RABBI BROUS'S STATEMENT
In the spring of 2004, I had the privilege of partnering with a core group of families and individuals to create IKAR, a soulful, authentic, passionate,
intellectually challenging and socially active Jewish Spiritual Center in LA. My dream was to create a holy community that would offer a compelling, progressive Jewish response to the pain, suffering, loneliness and violence of the world.
In rabbinical school at the Jewish Theological Seminary, I luxuriated in the magic, inspiration and fierce challenge of Talmud and traditional text study. After several years, I woke up one morning desperate to find a way to make the Torah I was learning applicable in the world. During my final years of rabbinical school, I studied for a Master's Degree in Religion and Human Rights at Columbia University (where I also did my undergraduate work), studying global failures and achievements, and the role of religion in war and peace. This joint course of study prepared me to work, as a member of clergy, for conflict resolution and social change.
After ordination, I had the great honor of serving as Marshall T. Meyer Rabbinic Fellow at Congregation B'nai Jeshurun in New York City (BJ), a breathtaking synagogue known around the world for its spiritual depth and vitality. At BJ, I worked and studied with my rabbis and teachers, Roly Matalon and Marcelo Bronstein, who transformed my sense of what a Jewish spiritual community can and should look like.

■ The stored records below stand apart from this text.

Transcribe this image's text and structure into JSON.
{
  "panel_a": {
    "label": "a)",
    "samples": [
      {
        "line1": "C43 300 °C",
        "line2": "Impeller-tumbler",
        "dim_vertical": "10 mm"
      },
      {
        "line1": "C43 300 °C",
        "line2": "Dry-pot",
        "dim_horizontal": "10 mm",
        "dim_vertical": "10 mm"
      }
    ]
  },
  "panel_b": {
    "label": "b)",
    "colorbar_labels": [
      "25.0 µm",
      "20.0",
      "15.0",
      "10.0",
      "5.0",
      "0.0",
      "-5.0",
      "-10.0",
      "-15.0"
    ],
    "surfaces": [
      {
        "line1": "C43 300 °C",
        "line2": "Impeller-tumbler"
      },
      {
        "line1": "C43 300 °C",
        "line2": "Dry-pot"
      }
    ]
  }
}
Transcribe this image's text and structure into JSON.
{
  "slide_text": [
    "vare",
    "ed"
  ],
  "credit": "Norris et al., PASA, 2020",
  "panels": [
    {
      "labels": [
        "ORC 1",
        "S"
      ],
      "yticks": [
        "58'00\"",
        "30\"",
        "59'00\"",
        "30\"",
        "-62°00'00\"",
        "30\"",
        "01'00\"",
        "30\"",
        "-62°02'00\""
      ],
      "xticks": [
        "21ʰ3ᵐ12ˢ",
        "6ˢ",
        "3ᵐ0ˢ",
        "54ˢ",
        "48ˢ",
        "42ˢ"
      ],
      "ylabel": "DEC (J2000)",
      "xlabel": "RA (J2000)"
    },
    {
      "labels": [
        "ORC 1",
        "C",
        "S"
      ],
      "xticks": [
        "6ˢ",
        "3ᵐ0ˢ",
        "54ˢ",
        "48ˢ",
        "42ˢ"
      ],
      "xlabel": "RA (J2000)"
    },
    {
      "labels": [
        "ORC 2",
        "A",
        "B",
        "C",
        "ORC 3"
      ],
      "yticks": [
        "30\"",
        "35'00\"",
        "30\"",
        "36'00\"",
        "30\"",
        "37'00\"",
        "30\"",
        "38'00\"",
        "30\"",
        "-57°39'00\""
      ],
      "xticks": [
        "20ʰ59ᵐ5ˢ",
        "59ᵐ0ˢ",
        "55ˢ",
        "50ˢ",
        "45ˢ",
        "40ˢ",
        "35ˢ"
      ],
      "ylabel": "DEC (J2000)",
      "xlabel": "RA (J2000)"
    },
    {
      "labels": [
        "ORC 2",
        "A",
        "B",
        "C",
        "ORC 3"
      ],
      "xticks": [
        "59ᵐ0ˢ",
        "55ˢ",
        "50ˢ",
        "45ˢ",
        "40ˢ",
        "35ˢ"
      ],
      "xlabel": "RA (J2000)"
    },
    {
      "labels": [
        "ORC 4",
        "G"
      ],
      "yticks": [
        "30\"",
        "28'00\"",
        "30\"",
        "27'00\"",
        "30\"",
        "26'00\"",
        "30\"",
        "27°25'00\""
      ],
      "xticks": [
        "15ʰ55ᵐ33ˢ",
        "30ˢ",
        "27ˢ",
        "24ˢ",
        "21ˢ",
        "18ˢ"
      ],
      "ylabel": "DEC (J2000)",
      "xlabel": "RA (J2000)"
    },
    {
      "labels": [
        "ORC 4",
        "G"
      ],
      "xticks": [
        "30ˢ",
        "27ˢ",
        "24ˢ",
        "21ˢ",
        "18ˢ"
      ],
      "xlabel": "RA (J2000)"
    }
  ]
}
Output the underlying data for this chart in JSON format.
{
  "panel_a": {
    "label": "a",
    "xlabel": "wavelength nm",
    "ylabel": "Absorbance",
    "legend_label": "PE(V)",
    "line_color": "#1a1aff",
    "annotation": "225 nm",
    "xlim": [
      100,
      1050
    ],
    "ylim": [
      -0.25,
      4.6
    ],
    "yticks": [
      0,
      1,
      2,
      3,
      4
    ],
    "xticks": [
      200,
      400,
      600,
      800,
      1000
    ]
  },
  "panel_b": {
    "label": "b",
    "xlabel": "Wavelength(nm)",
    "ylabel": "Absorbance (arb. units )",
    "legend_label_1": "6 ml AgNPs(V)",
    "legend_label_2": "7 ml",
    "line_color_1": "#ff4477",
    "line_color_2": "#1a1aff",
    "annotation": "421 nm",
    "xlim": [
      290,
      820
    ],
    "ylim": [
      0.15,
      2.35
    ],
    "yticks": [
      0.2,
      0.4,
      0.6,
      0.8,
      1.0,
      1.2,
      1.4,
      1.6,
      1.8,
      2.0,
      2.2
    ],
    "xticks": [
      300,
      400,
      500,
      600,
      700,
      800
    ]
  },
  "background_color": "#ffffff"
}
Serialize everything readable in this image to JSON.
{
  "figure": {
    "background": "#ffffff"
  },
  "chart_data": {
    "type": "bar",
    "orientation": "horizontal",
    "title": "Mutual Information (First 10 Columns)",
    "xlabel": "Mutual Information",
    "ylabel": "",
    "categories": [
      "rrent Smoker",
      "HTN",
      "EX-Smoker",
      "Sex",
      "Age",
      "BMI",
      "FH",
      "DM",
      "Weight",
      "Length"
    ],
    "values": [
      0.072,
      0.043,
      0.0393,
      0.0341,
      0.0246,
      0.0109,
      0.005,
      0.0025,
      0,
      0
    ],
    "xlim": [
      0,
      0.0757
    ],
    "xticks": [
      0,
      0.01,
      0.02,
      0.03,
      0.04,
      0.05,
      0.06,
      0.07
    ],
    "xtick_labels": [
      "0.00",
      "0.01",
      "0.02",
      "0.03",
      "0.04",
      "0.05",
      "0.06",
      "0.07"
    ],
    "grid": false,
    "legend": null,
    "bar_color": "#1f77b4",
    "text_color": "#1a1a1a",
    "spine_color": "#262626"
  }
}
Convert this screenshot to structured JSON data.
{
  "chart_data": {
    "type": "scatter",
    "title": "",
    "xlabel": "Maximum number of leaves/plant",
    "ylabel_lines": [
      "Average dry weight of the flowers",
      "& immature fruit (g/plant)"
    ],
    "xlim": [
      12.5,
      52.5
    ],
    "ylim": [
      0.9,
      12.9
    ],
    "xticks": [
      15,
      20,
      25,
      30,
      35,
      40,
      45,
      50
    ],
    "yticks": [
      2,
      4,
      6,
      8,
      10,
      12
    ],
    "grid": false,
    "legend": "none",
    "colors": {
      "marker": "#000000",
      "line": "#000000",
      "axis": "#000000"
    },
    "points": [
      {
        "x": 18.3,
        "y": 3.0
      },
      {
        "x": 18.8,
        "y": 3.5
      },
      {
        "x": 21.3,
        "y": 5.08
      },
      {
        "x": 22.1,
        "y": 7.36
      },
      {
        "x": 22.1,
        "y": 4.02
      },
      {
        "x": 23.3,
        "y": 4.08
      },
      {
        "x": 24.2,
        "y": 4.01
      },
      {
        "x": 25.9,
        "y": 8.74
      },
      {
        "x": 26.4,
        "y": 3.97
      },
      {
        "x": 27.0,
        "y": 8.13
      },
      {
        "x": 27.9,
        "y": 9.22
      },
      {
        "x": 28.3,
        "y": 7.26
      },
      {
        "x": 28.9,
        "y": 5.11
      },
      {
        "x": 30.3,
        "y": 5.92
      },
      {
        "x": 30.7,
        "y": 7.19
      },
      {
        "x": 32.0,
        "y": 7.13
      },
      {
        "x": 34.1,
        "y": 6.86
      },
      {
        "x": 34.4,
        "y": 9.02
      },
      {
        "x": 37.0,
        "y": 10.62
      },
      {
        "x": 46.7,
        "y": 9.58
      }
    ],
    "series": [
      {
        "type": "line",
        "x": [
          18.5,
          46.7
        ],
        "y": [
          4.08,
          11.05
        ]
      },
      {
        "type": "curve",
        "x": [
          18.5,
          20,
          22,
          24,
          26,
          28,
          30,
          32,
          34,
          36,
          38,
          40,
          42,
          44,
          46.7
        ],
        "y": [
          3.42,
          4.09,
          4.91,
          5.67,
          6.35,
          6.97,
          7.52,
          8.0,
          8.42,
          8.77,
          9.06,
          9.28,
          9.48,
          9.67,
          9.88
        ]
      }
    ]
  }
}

In 2002, after spending 12 glorious years in New York City, my husband, David Light (comedy writer and Spanish omelette guru), and I moved to Los Angeles. For two years I served as Rabbi in Residence and Director of Advanced Jewish Studies at Milken Community High School, where I challenged students to see Torah as radically countercultural and to translate core ideas about justice, human dignity, and obligation into action. For the past several years, I have been a rabbi with REBOOT, an extraordinary network of Jewish trend-setters, thinkers and activists, grappling with Jewish values and identity, and the Jewish future. I am involved in several justice initiatives with Progressive Jewish Alliance, and Daniel Sokatch and I co-teach a course on Social Justice and Spiritual Activism for HUC and UJ rabbinical and communal service students. Since 2005, I have been a member of the Synagogue 3000 Leadership Network, a select national group of rabbis, cantors, and artists working to transform and revitalize American Jewish spiritual communities.
We have two daughters, my blessings and inspiration, Eva Gavriella and Sami Rafaela.